The newly released eighth edition of the American Joint Committee on Cancer TNM staging system for lung cancer seeks to improve prognostic accuracy but lacks external validation for small cell lung cancer (SCLC). Moreover, previous studies posed a few questions concerning survival differences for patients with specific site N3 node involvement or single-site metastasis (SSM) in different distant organs. The aim of this study was to validate the eighth edition of the TNM classification for SCLC in an independent multi-institutional cohort from China and answer the questions raised by the previous research.
Patients with SCLC from four Chinese cancer centers between 2009 and 2019 were reclassified according to the seventh and eighth edition of the TNM classification. Survival was estimated using the Kaplan-Meier method. Comparisons between adjacent categories and stage groups were performed using Cox proportional hazard regression. R2 statistics were calculated to evaluate the discriminating performance of editions.
Of 3384 enrolled cases, 3358 had clinical stage, 537 had pathological stage, and 511 had both. Progressive deterioration of survival was observed with advancing of TNM categories and stages both in the seventh and the eighth edition. The eighth edition stages had a higher R2 statistic than the seventh edition (0.207 versus 0.197). Newly defined categories M1b and M1c and stages IIIC, IVA and IVB in the eighth edition discriminated groups with significantly different prognosis. Patients with N3 contralateral supraclavicular nodes had a significantly worse prognosis than those without (p = 0.032). For patients with single-site metastasis, liver involvement showed a worse prognosis compared to brain involvement (p = 0.030).
Our study provided an external validation of the eighth edition of the TNM classification for lung cancer in Chinese patients with SCLC, and confirmed its improved prognostic accuracy compared with the seventh edition. Patients with N3 and M1b might represent heterogeneous populations that warrant further research.

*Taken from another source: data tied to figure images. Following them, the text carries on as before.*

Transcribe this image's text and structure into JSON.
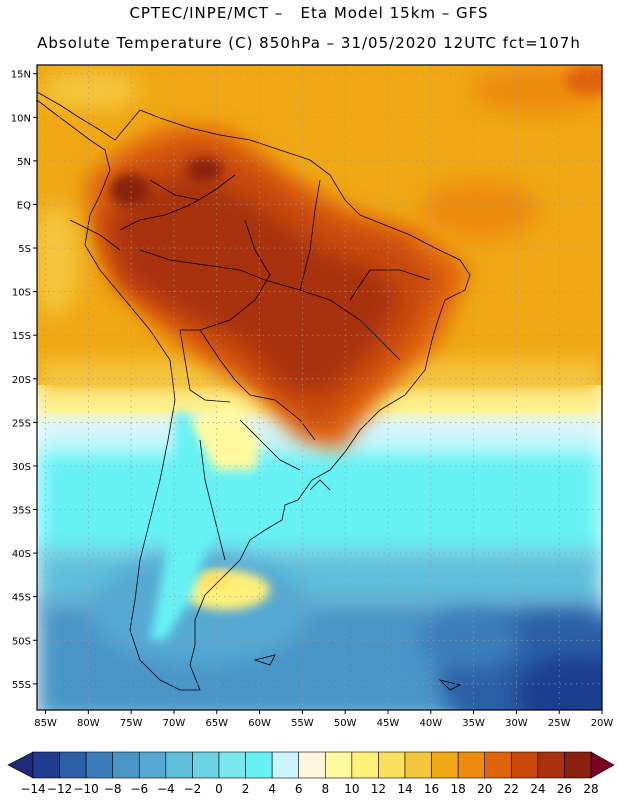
{
  "header": {
    "line1": "CPTEC/INPE/MCT –   Eta Model 15km – GFS",
    "line2": "Absolute Temperature (C) 850hPa – 31/05/2020 12UTC fct=107h"
  },
  "map": {
    "lat_range": [
      -58,
      16
    ],
    "lon_range": [
      -86,
      -20
    ],
    "lat_ticks": [
      {
        "v": 15,
        "label": "15N"
      },
      {
        "v": 10,
        "label": "10N"
      },
      {
        "v": 5,
        "label": "5N"
      },
      {
        "v": 0,
        "label": "EQ"
      },
      {
        "v": -5,
        "label": "5S"
      },
      {
        "v": -10,
        "label": "10S"
      },
      {
        "v": -15,
        "label": "15S"
      },
      {
        "v": -20,
        "label": "20S"
      },
      {
        "v": -25,
        "label": "25S"
      },
      {
        "v": -30,
        "label": "30S"
      },
      {
        "v": -35,
        "label": "35S"
      },
      {
        "v": -40,
        "label": "40S"
      },
      {
        "v": -45,
        "label": "45S"
      },
      {
        "v": -50,
        "label": "50S"
      },
      {
        "v": -55,
        "label": "55S"
      }
    ],
    "lon_ticks": [
      {
        "v": -85,
        "label": "85W"
      },
      {
        "v": -80,
        "label": "80W"
      },
      {
        "v": -75,
        "label": "75W"
      },
      {
        "v": -70,
        "label": "70W"
      },
      {
        "v": -65,
        "label": "65W"
      },
      {
        "v": -60,
        "label": "60W"
      },
      {
        "v": -55,
        "label": "55W"
      },
      {
        "v": -50,
        "label": "50W"
      },
      {
        "v": -45,
        "label": "45W"
      },
      {
        "v": -40,
        "label": "40W"
      },
      {
        "v": -35,
        "label": "35W"
      },
      {
        "v": -30,
        "label": "30W"
      },
      {
        "v": -25,
        "label": "25W"
      },
      {
        "v": -20,
        "label": "20W"
      }
    ]
  },
  "colorbar": {
    "labels": [
      "-14",
      "-12",
      "-10",
      "-8",
      "-6",
      "-4",
      "-2",
      "0",
      "2",
      "4",
      "6",
      "8",
      "10",
      "12",
      "14",
      "16",
      "18",
      "20",
      "22",
      "24",
      "26",
      "28"
    ],
    "colors": [
      "#1f3d8f",
      "#2a5fa6",
      "#3a7dbb",
      "#4a95c8",
      "#55a9d3",
      "#5fc0db",
      "#6ad4e4",
      "#7ae6ee",
      "#66f2f5",
      "#ccf4fb",
      "#fff6e0",
      "#fffaa0",
      "#fff07a",
      "#fbe060",
      "#f4c63c",
      "#f0a814",
      "#ee8c10",
      "#e0640c",
      "#c8480a",
      "#a8320c",
      "#8a200e"
    ],
    "under_color": "#1f2a7a",
    "over_color": "#7a0026"
  }
}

新发布的第八版美国癌症联合委员会肺癌 TNM 分期系统旨在提高预后准确性,但缺乏对小细胞肺癌 (SCLC) 的外部验证。此外,之前的研究对特定部位 N3 淋巴结受累或不同远处器官单一部位转移 (SSM) 的患者的生存差异提出了一些问题。本研究旨在验证第八版 TNM 分类在来自中国的独立多机构队列中的有效性,并回答之前研究提出的问题。

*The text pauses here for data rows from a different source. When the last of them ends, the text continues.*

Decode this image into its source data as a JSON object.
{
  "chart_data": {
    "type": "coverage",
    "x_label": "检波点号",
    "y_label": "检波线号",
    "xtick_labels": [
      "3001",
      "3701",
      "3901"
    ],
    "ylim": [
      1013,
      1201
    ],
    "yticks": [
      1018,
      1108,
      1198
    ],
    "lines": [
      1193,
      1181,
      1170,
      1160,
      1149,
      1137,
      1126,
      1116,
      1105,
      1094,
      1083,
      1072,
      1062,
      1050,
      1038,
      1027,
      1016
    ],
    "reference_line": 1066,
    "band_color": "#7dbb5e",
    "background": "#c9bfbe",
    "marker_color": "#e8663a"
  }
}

根据第七版和第八版 TNM 分类,对来自中国四个癌症中心的 2009 年至 2019 年的 SCLC 患者进行重新分类。使用 Kaplan-Meier 方法估计生存情况。使用 Cox 比例风险回归比较相邻类别和分期组之间的差异。计算 R2 统计量以评估各版别的判别性能。

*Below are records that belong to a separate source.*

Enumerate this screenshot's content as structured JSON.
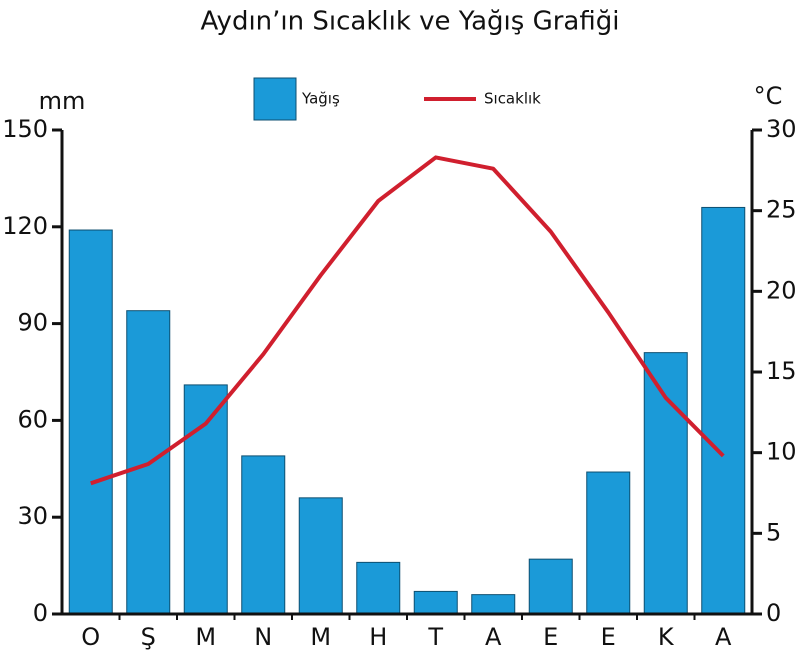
{
  "chart_data": {
    "type": "bar",
    "title": "Aydın’ın Sıcaklık ve Yağış Grafiği",
    "ylabel": "mm",
    "y2label": "°C",
    "categories": [
      "O",
      "Ş",
      "M",
      "N",
      "M",
      "H",
      "T",
      "A",
      "E",
      "E",
      "K",
      "A"
    ],
    "series": [
      {
        "name": "Yağış",
        "type": "bar",
        "color": "#1b9ad8",
        "values": [
          119,
          94,
          71,
          49,
          36,
          16,
          7,
          6,
          17,
          44,
          81,
          126
        ]
      },
      {
        "name": "Sıcaklık",
        "type": "line",
        "axis": "y2",
        "color": "#d01f2e",
        "values": [
          8.1,
          9.3,
          11.8,
          16.1,
          21.0,
          25.6,
          28.3,
          27.6,
          23.7,
          18.7,
          13.4,
          9.8
        ]
      }
    ],
    "ylim": [
      0,
      150
    ],
    "yticks": [
      0,
      30,
      60,
      90,
      120,
      150
    ],
    "y2lim": [
      0,
      30
    ],
    "y2ticks": [
      0,
      5,
      10,
      15,
      20,
      25,
      30
    ]
  }
}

在纳入的 3384 例患者中,3358 例有临床分期,537 例有病理分期,511 例既有临床分期又有病理分期。在第七版和第八版中,随着 TNM 分类和分期的进展,生存逐渐恶化。第八版分期的 R2 统计量高于第七版(0.207 比 0.197)。第八版中新定义的 M1b 和 M1c 类别和 IIIC、IVA 和 IVB 分期区分了预后明显不同的组别。与无锁骨上淋巴结转移的患者相比,有对侧锁骨上淋巴结转移的患者预后明显较差(p=0.032)。对于单一部位转移的患者,肝转移的预后比脑转移差(p=0.030)。
本研究为中国 SCLC 患者提供了第八版 TNM 分类的外部验证,并证实其与第七版相比,预后准确性有所提高。N3 和 M1b 患者可能代表具有异质性的人群,需要进一步研究。